Lamothe B, Baudry A, Christoffersen C T, De Meyts P, Jami J, Bucchini D, Joshi R L
Institut Cochin de Génétique Moléculaire, INSERM U257, Paris, France.
FEBS Lett. 1998 Apr 24;426(3):381-5. doi: 10.1016/s0014-5793(98)00377-9.
Cell systems derived from knockout mice for the insulin receptor (IR) or the IGF-1 receptor (IGF-1R) represent unique tools for dissecting complex interplay in the actions of insulin and insulin-like growth factors through their cognate versus non-cognate receptor. In this study, we used a fibroblast cell line derived from IR-deficient mice to investigate metabolic and mitogenic effects of IGF-1 and insulin. IGF-1 was able to stimulate glucose uptake, glucose incorporation into glycogen and thymidine incorporation in such cells. Phosphatidylinositol 3-kinase and mitogen-activated protein kinase, two enzymes of major metabolic-mitogenic signaling pathways, were activated upon stimulating these cells with IGF-1. All these effects were also achieved when IR-deficient cells were stimulated with insulin. Thus, IGF-1R can represent an alternative receptor through which insulin might exert some of its effects.

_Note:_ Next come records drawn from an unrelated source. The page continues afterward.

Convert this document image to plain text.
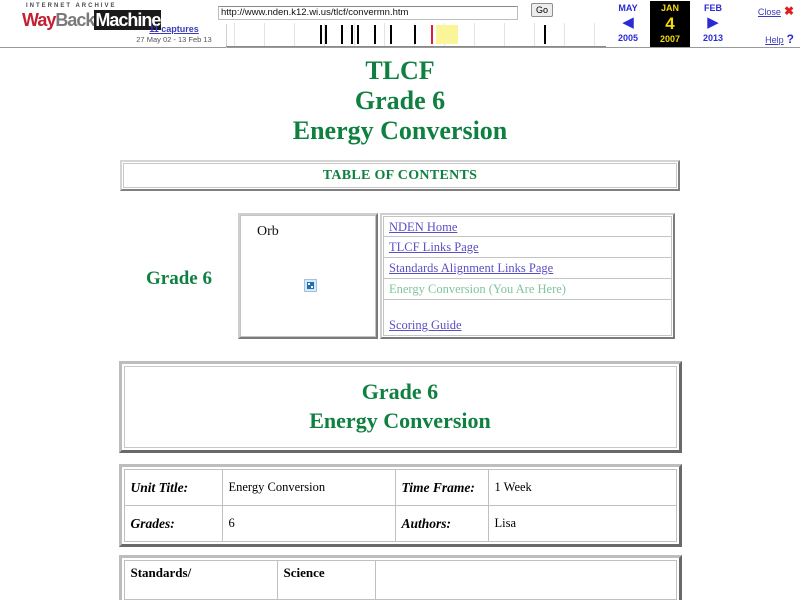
INTERNET ARCHIVE
WayBackMachine
11 captures
27 May 02 - 13 Feb 13
http://www.nden.k12.wi.us/tlcf/convermn.htm
Go	MAY
◀
2005
JAN
4
2007
FEB
▶
2013
Close ✖
Help ?
TLCF
Grade 6
Energy Conversion
TABLE OF CONTENTS
Grade 6
Orb	NDEN Home
TLCF Links Page
Standards Alignment Links Page
Energy Conversion (You Are Here)
Scoring Guide
Grade 6
Energy Conversion
Unit Title:	Energy Conversion	Time Frame:	1 Week
Grades:	6	Authors:	Lisa
Standards/	Science	
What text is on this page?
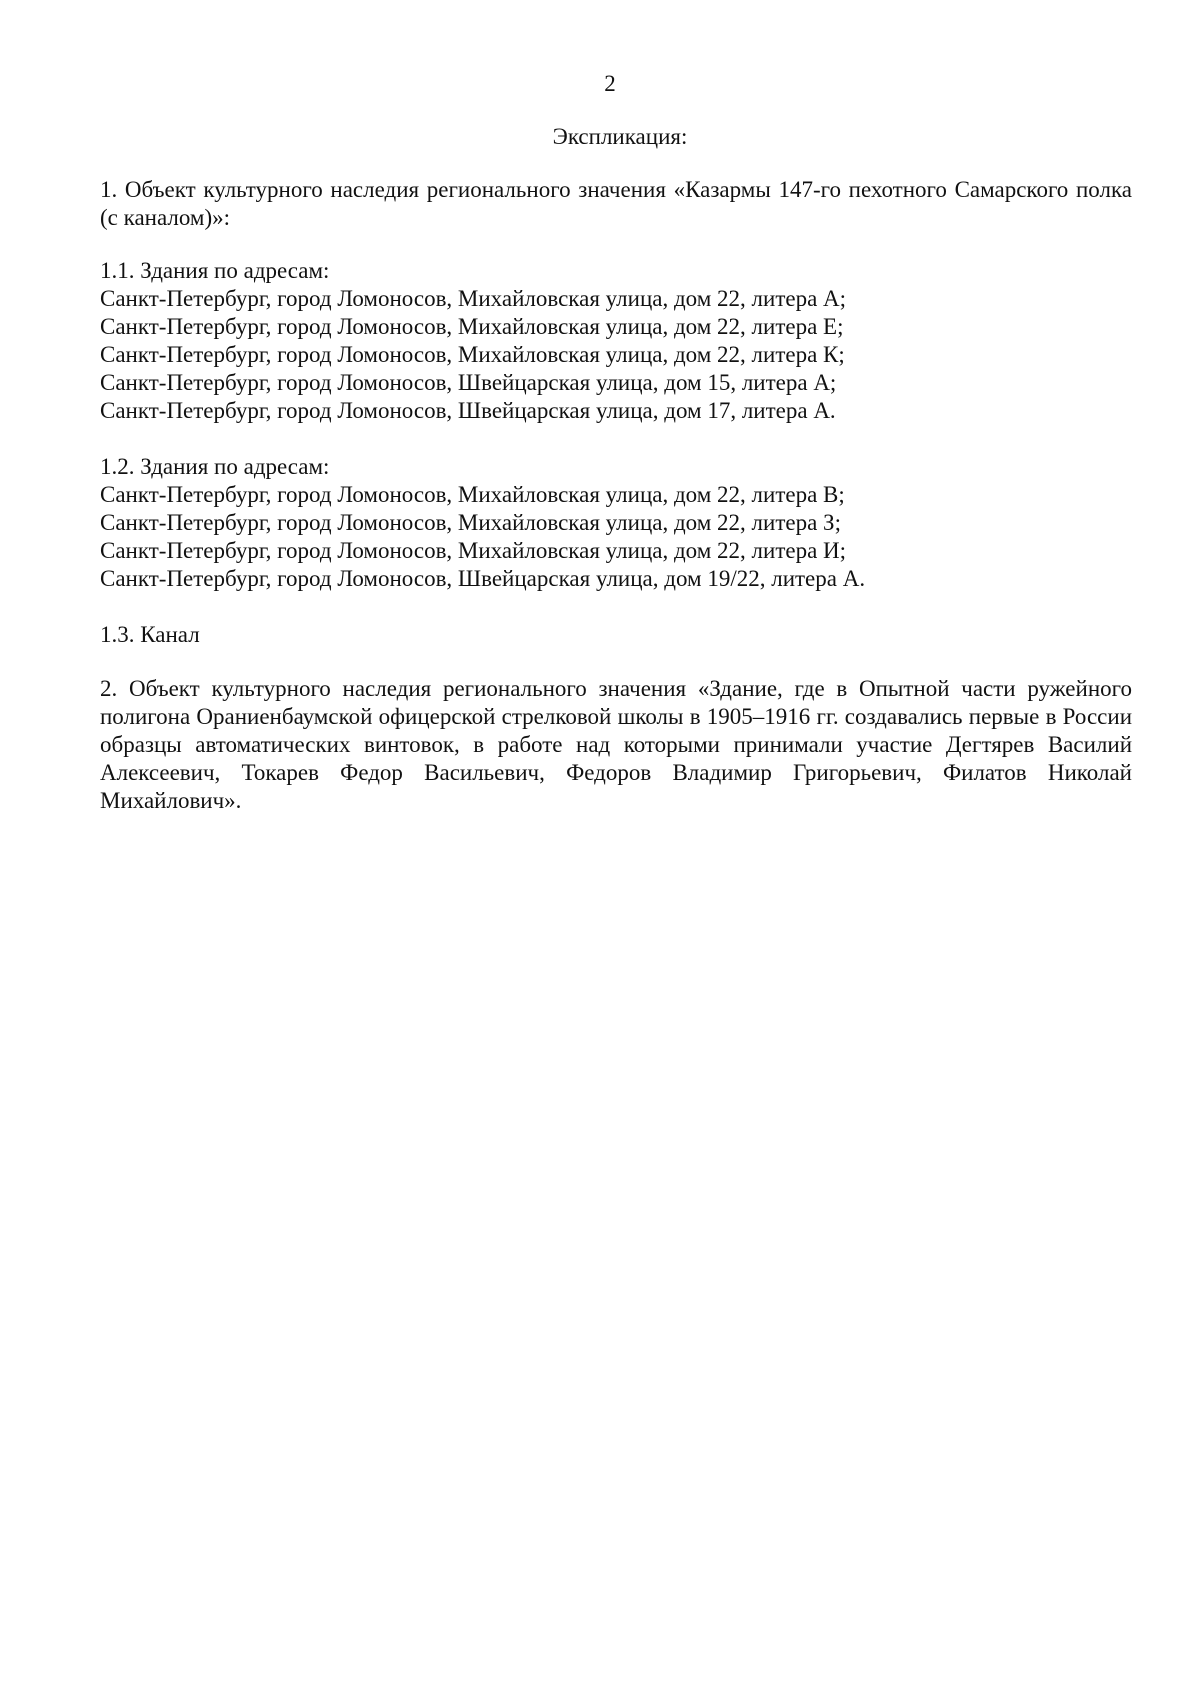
2
Экспликация:

1. Объект культурного наследия регионального значения «Казармы 147-го пехотного Самарского полка (с каналом)»:

1.1. Здания по адресам:
Санкт-Петербург, город Ломоносов, Михайловская улица, дом 22, литера А;
Санкт-Петербург, город Ломоносов, Михайловская улица, дом 22, литера Е;
Санкт-Петербург, город Ломоносов, Михайловская улица, дом 22, литера К;
Санкт-Петербург, город Ломоносов, Швейцарская улица, дом 15, литера А;
Санкт-Петербург, город Ломоносов, Швейцарская улица, дом 17, литера А.
1.2. Здания по адресам:
Санкт-Петербург, город Ломоносов, Михайловская улица, дом 22, литера В;
Санкт-Петербург, город Ломоносов, Михайловская улица, дом 22, литера З;
Санкт-Петербург, город Ломоносов, Михайловская улица, дом 22, литера И;
Санкт-Петербург, город Ломоносов, Швейцарская улица, дом 19/22, литера А.
1.3. Канал

2. Объект культурного наследия регионального значения «Здание, где в Опытной части ружейного полигона Ораниенбаумской офицерской стрелковой школы в 1905–1916 гг. создавались первые в России образцы автоматических винтовок, в работе над которыми принимали участие Дегтярев Василий Алексеевич, Токарев Федор Васильевич, Федоров Владимир Григорьевич, Филатов Николай Михайлович».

源自胰岛素受体(IR)或胰岛素样生长因子-1受体(IGF-1R)基因敲除小鼠的细胞系统,是剖析胰岛素和胰岛素样生长因子通过其同源与非同源受体发挥作用时复杂相互作用的独特工具。在本研究中,我们使用源自IR缺陷小鼠的成纤维细胞系来研究IGF-1和胰岛素的代谢及促有丝分裂作用。IGF-1能够刺激此类细胞摄取葡萄糖、将葡萄糖掺入糖原以及掺入胸苷。在用IGF-1刺激这些细胞时,磷脂酰肌醇3-激酶和丝裂原活化蛋白激酶这两种主要代谢-促有丝分裂信号通路的酶被激活。当用胰岛素刺激IR缺陷细胞时,也能实现所有这些效应。因此,IGF-1R可能是胰岛素发挥某些作用的替代受体。